On the individual side, now-dead tax breaks include above-the-line deductions for college tuition and fees and educators' out-of-pocket classroom expenses.
The itemized deduction for state and local sales taxes also ended last year.
So did the tax credit for some energy efficient improvements to residences and the ability of older IRA owners to transfer their annual required distribution amounts directly to a qualified charity.
This isn't a problem for folks filing 2013 tax returns right now. But about your 2014 taxes, well ...
Better-late-than-never extensions: Congress has a bad habit of renewing extenders retroactively; that is, the House and Senate approve the tax breaks after they've expired but make them effect for the full tax year that's already underway.
That's likely to be the case this year.
On one hand, it's good for many folks to get the tax breaks back. But on the other hand, it makes tax planning very difficult, especially if Congress waits until the very last minute to OK the extenders.
But we might not have to face such a long a period of tax planning uncertainty this year if recent reports are true.
The Senate Finance Committee plans to vote on an extenders package during the week of March 31 to revive some of the extenders, reports Richard Rubin for Bloomberg.
It will be the first action for new Finance Committee Chairman Sen. Ron Wyden (D-Ore.). He took over in February following the resignation of Sen. Max Baucus (D-Mont.) to become ambassador to China.
A Democratic aide told Rubin that Wyden hasn't decided whether to seek extension of the tax breaks through just this year or also to make them effective until Dec. 31, 2015. The new chairman also is pondering whether to exclude or refine some of the 55 extenders, according to the Bloomberg report.
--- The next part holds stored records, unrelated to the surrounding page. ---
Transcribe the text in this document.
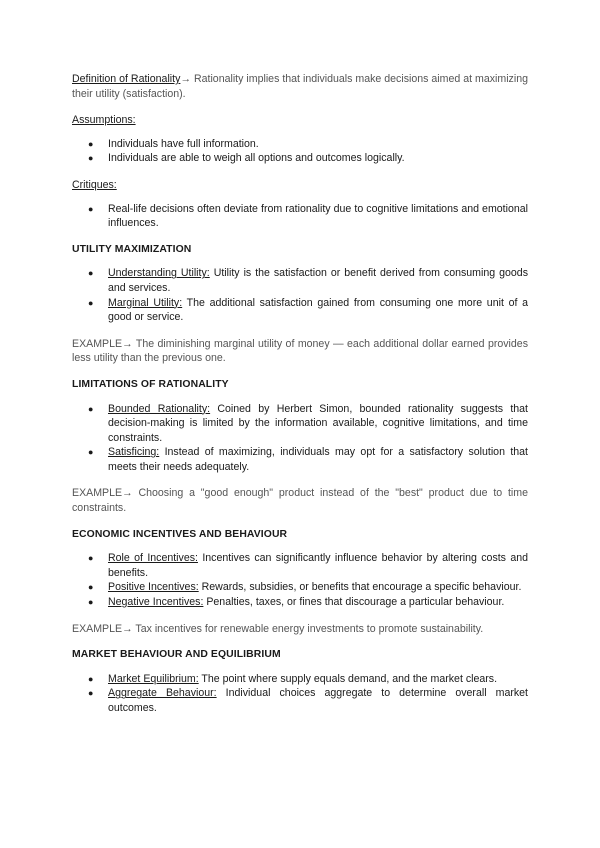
Definition of Rationality→ Rationality implies that individuals make decisions aimed at maximizing their utility (satisfaction).

Assumptions:

● Individuals have full information.
● Individuals are able to weigh all options and outcomes logically.

Critiques:

● Real-life decisions often deviate from rationality due to cognitive limitations and emotional influences.

UTILITY MAXIMIZATION

● Understanding Utility: Utility is the satisfaction or benefit derived from consuming goods and services.
● Marginal Utility: The additional satisfaction gained from consuming one more unit of a good or service.

EXAMPLE→ The diminishing marginal utility of money — each additional dollar earned provides less utility than the previous one.

LIMITATIONS OF RATIONALITY

● Bounded Rationality: Coined by Herbert Simon, bounded rationality suggests that decision-making is limited by the information available, cognitive limitations, and time constraints.
● Satisficing: Instead of maximizing, individuals may opt for a satisfactory solution that meets their needs adequately.

EXAMPLE→ Choosing a "good enough" product instead of the "best" product due to time constraints.

ECONOMIC INCENTIVES AND BEHAVIOUR

● Role of Incentives: Incentives can significantly influence behavior by altering costs and benefits.
● Positive Incentives: Rewards, subsidies, or benefits that encourage a specific behaviour.
● Negative Incentives: Penalties, taxes, or fines that discourage a particular behaviour.

EXAMPLE→ Tax incentives for renewable energy investments to promote sustainability.

MARKET BEHAVIOUR AND EQUILIBRIUM

● Market Equilibrium: The point where supply equals demand, and the market clears.
● Aggregate Behaviour: Individual choices aggregate to determine overall market outcomes.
That could help create a bill that will get bipartisan support. A spokesperson for Sen. Orrin Hatch (R-Utah), the Finance Committee's ranking Republican, said that Hatch believes there is "a lot of fat that needs to be cut" and that Congress should not continue to deal with extenders in a business-as-usual manner.
Hatch has a point. The tax code is ginormous and grows at least a little bit every year.
But while everyone complains about how tax laws continue to proliferate, folks who claim extenders and other tax breaks also are insistent that the tax provisions that apply to them, expired or not, stay on the books.
It looks like Wyden et al will be working on meeting at least part of that request soon.
Above-the-line deduction tax tips: Nice timing on the Bloomberg report.
Each Daily Tax Tip this week has been (and will be tomorrow, too) about adjustments to income, known popularly as above-the-line deductions that are available without having to itemize.
And two of the featured tips are extenders awaiting renewal.